Forbes Magazine writer Robert Langreth reported yesterday on late-breaking clinical results with Bristol-Myers Squibb’s new anticancer candidate BMS-354825, currently being investigated at UCLA in phase II studies on CML patients. According to Langreth’s account, the BMS compound is 500-times more potent than Gleevec, the current miracle drug for this kind of leukemia. In addition, BMS-354825 is active against 14 out of 15 CML strains resistant against Gleevec.

It’s great to read about these kinds of successes from the pharmaceutical industry, especially since they are so rare, comparatively speaking. Langreth pointed out that BMS initiated their CML-program in 2000, after finding that BMS-354825 works even better against CML cancer cell lines than the ones it was originally designed for. I guess you can call that a lucky break.

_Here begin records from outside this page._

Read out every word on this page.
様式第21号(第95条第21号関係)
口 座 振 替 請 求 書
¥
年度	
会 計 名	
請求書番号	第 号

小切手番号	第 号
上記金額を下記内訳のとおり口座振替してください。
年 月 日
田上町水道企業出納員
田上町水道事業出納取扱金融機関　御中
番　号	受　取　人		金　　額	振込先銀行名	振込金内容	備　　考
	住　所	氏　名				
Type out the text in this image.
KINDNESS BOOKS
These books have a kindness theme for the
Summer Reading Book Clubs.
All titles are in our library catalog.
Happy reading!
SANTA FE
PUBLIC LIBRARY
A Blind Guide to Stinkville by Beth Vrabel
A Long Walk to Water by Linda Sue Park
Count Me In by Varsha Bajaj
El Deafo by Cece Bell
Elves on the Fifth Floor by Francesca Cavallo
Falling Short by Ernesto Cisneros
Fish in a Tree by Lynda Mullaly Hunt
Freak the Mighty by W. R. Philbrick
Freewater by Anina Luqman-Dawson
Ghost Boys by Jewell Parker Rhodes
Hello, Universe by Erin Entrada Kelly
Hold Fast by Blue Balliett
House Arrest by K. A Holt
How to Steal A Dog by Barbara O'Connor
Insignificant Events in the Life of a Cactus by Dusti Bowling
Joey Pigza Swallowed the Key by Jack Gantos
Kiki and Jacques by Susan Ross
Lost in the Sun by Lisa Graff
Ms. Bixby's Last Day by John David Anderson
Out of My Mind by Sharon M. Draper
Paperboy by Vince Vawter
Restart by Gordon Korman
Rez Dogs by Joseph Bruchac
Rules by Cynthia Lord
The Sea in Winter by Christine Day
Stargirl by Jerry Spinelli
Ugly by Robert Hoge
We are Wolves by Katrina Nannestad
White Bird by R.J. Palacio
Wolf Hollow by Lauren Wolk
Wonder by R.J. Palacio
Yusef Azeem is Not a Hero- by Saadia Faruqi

No, what struck me about the reporting was that it gave the impression that - as of 2004 - pharmaceutical companies have finally learned their game well enough to pump out new drugs within no time.

“The finding has broad implications beyond leukemia because it provides a paradigm for other researchers attempting to design targeted cancer drugs. This is an example of how to do mechanism-driven cancer drug development…”

What can I say? [a] Rarely do you have a mono-genetic disease such as CML, where jamming up a single kinase stops the cancer dead in its tracks. Most of the time, a given disease has multiple pathways that compensate for each other should you fiddle with individual parameters in the equation. [b] It’s great when you have structure-based drug design at your disposal, meaning you can get 3-D pictures of your compound bound to the protein. A picture is worth more than a thousand words - only problem is, what if your membrane-bound protein doesn’t form crystals ?

We should certainly celebrate our successes with the public, but at the same time we shouldn’t raise expectations that success is a routine matter in our industry.